"Crimeia será sempre uma parte inseparável da Rússia", afirma Putin
Presidente russo discursa perante o Parlamento e assina acordo de integração com os actuais líderes da Crimeia.
Num discurso repleto de exaltações patrióticas e de acusações ao "auto-intitulado" governo de Kiev, aos Estados Unidos e à União Europeia, Putin tratou de selar aquilo que já se tornara inevitável nos últimos dias: a Crimeia voltou à Rússia.
Antes de iniciar o seu discurso, Vladimir Putin dirigiu-se aos membros das duas câmaras do Parlamento russo (o Conselho da Federação e a Duma) e pediu "uma salva de palmas" para a Crimeia.
Para enquadrar as palavras que se seguiriam, o Presidente russo salientou a importância da Crimeia para a Rússia, depois de ter sido recebido com uma ovação em pé. "Este assunto tem uma importância vital, uma importância histórica para todos nós", disse Putin, depois de ter afirmado que o referendo de domingo decorreu "em total acordo com os procedimentos democráticos e com as normas legais internacionais".
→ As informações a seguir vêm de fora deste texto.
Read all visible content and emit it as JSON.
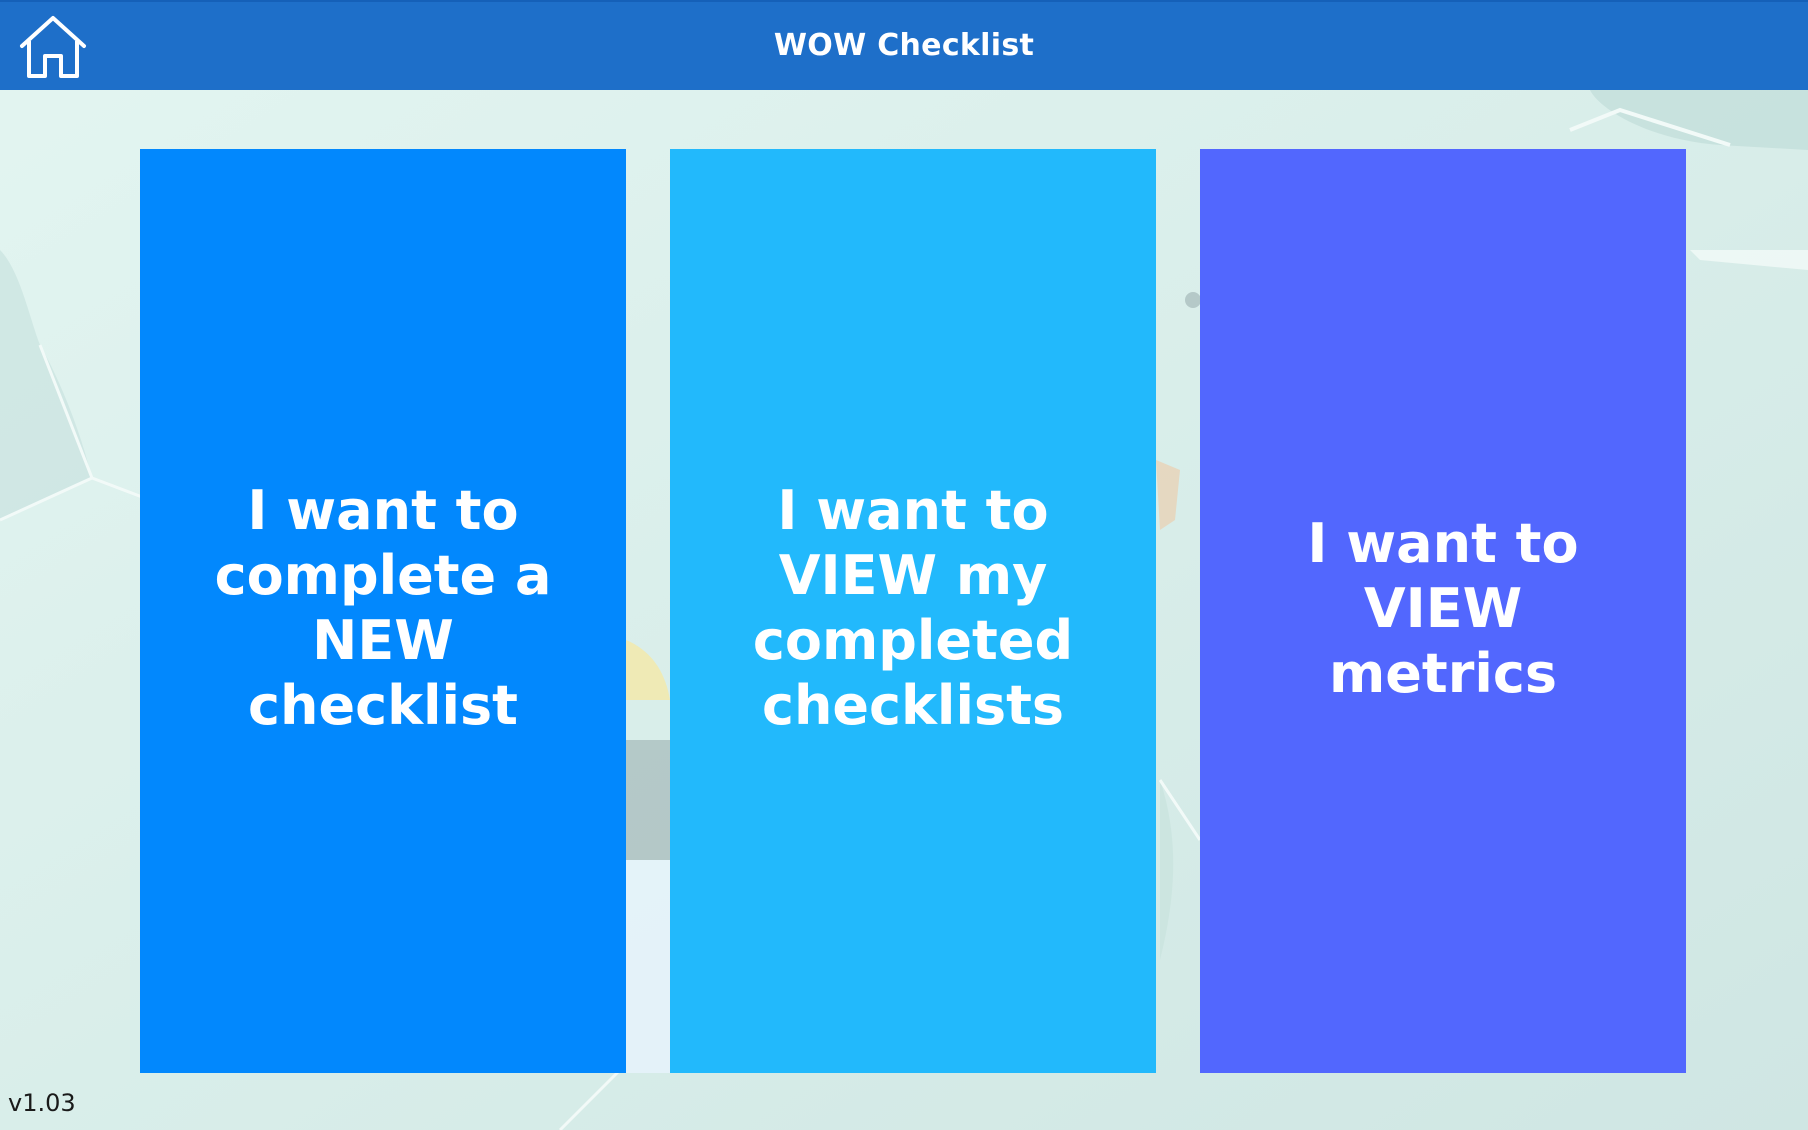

Seguiram-se anúncios sobre o futuro da Crimeia e condenações ao governo provisório da Ucrânia, numa declaração que torna cada vez mais a integração da Crimeia na Federação Russa como um facto consumado, que não se vê nesta altura de que forma poderá ser contrariado – na segunda-feira, Putin reconheceu a independência da Crimeia, e já nesta terça-feira aprovou uma ordem executiva que dá início à sua integração na Federação Russa e assinou o acordo com o primeiro-ministro e com o presidente do Parlamento Crimeia, Sergei Aksionov e Vladimir Konstantintinov (presente na cerimónia esteve também Alexei Chalii, presidente da Câmara de Sevastopol).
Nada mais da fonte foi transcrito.